Investigations of fundamental symmetries with the electron-positron systems

Abstract

This work concerned two experimental searches for the violation of fundamental discrete symmetries in physical systems originating from electron-positron interactions. The first study was a direct test of the symmetry under reversal in time in transitions of neutral K mesons, performed with quantum-entangled neutral kaon pairs. Data collected by the KLOE experiment operating at the DAFNE collider in 2004-2005 were studied to select events of the KsKl->pi e nu 3pi0 and KsKl->pi+pi- pi e nu processes and compare their rates.

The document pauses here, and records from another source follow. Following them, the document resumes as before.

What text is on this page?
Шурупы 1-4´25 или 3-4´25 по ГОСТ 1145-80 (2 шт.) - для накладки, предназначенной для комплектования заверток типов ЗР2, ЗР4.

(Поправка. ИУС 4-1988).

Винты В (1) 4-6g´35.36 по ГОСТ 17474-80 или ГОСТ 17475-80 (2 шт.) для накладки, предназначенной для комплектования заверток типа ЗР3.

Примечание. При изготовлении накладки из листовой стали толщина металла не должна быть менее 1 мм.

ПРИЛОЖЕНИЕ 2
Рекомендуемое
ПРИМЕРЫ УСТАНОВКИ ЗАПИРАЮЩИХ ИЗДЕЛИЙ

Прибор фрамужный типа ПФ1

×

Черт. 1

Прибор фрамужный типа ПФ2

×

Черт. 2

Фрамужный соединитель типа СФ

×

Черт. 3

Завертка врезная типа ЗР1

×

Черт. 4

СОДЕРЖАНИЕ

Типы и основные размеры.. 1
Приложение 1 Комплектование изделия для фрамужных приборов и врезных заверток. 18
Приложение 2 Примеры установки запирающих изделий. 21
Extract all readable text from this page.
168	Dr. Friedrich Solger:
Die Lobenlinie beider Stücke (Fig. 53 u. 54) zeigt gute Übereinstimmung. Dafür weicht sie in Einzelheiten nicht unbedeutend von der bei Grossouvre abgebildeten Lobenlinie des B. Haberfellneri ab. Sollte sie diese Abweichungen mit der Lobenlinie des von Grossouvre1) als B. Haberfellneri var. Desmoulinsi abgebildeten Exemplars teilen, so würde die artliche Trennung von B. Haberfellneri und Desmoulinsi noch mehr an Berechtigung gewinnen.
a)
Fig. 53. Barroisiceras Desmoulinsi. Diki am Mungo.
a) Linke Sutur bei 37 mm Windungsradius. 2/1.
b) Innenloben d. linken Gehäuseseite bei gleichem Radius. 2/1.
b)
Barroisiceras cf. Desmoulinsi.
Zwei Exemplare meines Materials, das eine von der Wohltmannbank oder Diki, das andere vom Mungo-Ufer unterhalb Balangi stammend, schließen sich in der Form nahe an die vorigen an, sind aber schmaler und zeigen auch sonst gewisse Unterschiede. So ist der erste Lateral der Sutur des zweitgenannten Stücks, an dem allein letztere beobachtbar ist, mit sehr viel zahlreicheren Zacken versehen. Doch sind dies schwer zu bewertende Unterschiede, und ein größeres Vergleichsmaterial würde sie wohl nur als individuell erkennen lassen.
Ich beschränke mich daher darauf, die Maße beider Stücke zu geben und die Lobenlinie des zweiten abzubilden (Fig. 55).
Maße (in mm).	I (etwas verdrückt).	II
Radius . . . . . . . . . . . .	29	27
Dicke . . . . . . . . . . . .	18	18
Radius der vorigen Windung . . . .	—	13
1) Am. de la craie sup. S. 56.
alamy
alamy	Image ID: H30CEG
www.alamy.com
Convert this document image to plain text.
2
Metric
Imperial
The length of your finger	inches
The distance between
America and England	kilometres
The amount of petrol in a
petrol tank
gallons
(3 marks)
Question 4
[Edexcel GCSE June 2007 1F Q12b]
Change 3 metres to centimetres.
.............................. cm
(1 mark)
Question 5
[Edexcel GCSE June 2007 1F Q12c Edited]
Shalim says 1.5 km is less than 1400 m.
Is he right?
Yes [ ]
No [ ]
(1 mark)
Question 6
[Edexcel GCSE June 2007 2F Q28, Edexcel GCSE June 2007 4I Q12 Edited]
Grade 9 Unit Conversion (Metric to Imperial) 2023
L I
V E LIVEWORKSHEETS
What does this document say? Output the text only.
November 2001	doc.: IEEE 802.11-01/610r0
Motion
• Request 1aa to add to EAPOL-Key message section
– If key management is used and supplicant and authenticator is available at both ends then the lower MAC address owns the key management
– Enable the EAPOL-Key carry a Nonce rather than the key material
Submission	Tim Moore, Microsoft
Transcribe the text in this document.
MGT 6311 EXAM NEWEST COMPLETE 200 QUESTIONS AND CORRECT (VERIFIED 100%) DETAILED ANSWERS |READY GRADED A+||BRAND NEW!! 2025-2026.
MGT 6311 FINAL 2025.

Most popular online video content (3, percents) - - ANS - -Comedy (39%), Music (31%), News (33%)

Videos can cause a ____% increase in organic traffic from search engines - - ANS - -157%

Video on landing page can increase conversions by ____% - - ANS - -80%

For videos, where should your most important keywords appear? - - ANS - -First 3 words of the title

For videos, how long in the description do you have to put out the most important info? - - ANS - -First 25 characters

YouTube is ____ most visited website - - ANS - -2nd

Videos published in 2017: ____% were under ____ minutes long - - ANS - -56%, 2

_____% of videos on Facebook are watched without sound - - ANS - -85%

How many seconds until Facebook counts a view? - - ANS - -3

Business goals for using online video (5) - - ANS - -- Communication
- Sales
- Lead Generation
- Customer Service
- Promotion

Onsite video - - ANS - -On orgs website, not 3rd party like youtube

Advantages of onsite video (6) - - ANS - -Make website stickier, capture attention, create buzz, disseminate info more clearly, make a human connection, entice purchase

Rates of each process identified by two time-ordered neutral kaon decays, determined as a function of a difference between kaon decays, were used to measure the asymptotic level of two T-violation sensitive ratios of double kaon decay rates, yielding the values of R2=1.020+/-0.017stat+/-0.035syst and R4=0.990+/-0.017stat+/-0.039syst. Although these results do not reach the sensitivity needed to probe T violation, this measurement proves the required reconstruction and analysis of the data is feasible and prospects exist for a statistically significant T test with a larger dataset collected by the KLOE-2 experiment if certain systematic effects are eliminated. The second part of this work comprised a demonstration of feasibility of using the J-PET detector to search for non-vanishing angular correlations in the decays of ortho-positronium atoms. Feasibility of identification of 3gamma events as well as reconstruction of their origin points using a dedicated trilateration-based method was demonstrated using MC simulations and a test measurement performed with the J-PET detector.